California Government Code

Sec. § 8670.53.4


With the exception of borrowing from the Pooled Money Investment Account, which shall be on the terms determined by the Pooled Money Investment Board, the entry into or issuance of any financial arrangement pursuant to this article and obtaining the financial security pursuant to subdivision (o) of Section 8670.48, including the issuance of bonds, or other obligations, shall be authorized by a resolution adopted by the Treasurer. Any of these financial arrangements, including bonds or other obligations, (1) may be negotiable, (2) may be payable to order or to the bearer, (3) may be in any denomination, (4) shall be payable not later than 20 years from the date of issuance, (5) may bear interest at a fixed or variable rate or rates to be determined as provided by the resolution and payable as provided therein, (6) may be payable on a fixed date or upon demand of the holder, (7) may be made subject to the prepayment or redemption at the option of the state or at the option of the holder, and (8) may contain such other terms as the Treasurer may determine to be necessary and appropriate.


In connection with any financial arrangement made or issued by the Treasurer pursuant to this chapter, including the issuance of bonds or other obligations, the Treasurer may obtain or arrange for any insurance, letter of credit, or other credit enhancement or liquidity arrangements as the Treasurer determines to be appropriate and cost effective, and may enter into any contracts or agreements for those arrangements not inconsistent with this chapter.


Proceeds of any borrowing authorized pursuant to this chapter, including from the issuance of any bonds, other obligations, or drawings on any standby arrangement or other financial arrangements, shall be deposited in the fund.

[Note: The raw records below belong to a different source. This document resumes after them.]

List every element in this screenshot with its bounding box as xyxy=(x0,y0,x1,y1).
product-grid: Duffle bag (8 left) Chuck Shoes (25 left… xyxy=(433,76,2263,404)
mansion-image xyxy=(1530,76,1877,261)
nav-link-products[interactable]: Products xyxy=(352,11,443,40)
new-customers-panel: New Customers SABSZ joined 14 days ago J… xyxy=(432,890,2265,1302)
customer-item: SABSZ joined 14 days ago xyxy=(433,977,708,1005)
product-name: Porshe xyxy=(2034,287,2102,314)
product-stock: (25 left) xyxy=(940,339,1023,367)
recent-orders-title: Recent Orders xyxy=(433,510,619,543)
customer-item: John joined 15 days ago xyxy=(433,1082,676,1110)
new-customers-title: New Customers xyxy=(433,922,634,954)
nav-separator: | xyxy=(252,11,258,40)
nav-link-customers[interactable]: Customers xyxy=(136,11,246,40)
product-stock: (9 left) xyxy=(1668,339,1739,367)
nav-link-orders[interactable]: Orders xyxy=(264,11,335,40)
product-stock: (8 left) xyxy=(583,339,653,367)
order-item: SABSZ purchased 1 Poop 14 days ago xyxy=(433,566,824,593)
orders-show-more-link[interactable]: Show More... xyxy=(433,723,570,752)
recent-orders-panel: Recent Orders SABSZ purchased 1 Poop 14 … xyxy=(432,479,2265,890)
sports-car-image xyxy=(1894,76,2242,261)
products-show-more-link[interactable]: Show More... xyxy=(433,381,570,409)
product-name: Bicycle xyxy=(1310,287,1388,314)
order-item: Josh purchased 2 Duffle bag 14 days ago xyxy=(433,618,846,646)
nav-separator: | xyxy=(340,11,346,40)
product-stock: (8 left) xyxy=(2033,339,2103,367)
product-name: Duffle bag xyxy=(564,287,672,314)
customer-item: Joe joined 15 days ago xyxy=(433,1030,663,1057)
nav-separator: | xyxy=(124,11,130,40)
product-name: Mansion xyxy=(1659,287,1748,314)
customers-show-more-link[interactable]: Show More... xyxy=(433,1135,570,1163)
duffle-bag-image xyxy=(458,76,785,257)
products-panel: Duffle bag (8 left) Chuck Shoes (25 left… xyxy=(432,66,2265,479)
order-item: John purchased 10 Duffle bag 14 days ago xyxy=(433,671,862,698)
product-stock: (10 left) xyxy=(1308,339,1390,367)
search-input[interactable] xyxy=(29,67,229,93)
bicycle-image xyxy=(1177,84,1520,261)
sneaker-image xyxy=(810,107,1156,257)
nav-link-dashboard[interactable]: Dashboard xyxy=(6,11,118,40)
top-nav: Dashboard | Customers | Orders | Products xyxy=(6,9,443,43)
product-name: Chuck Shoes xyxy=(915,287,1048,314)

Any bonds or other obligations issued under this chapter may be secured by a trust agreement or indenture by and between the state and a trustee. The trustee may be the Treasurer or a bank or trust company chartered under the laws of this state or of the United States and designated by the Treasurer.


The Treasurer may provide for the issuance and sale or exchange of refunding bonds for the purpose of redeeming, retiring, or purchasing for retirement, outstanding bonds at or before their maturity, if the Treasurer and the administrator determines that refunding is necessary or advisable in order to do either of the following:


To effect a favorable reorganization of the debt structure of the bonds.


To effect a saving in debt service cost, as measured by the present value of that saving.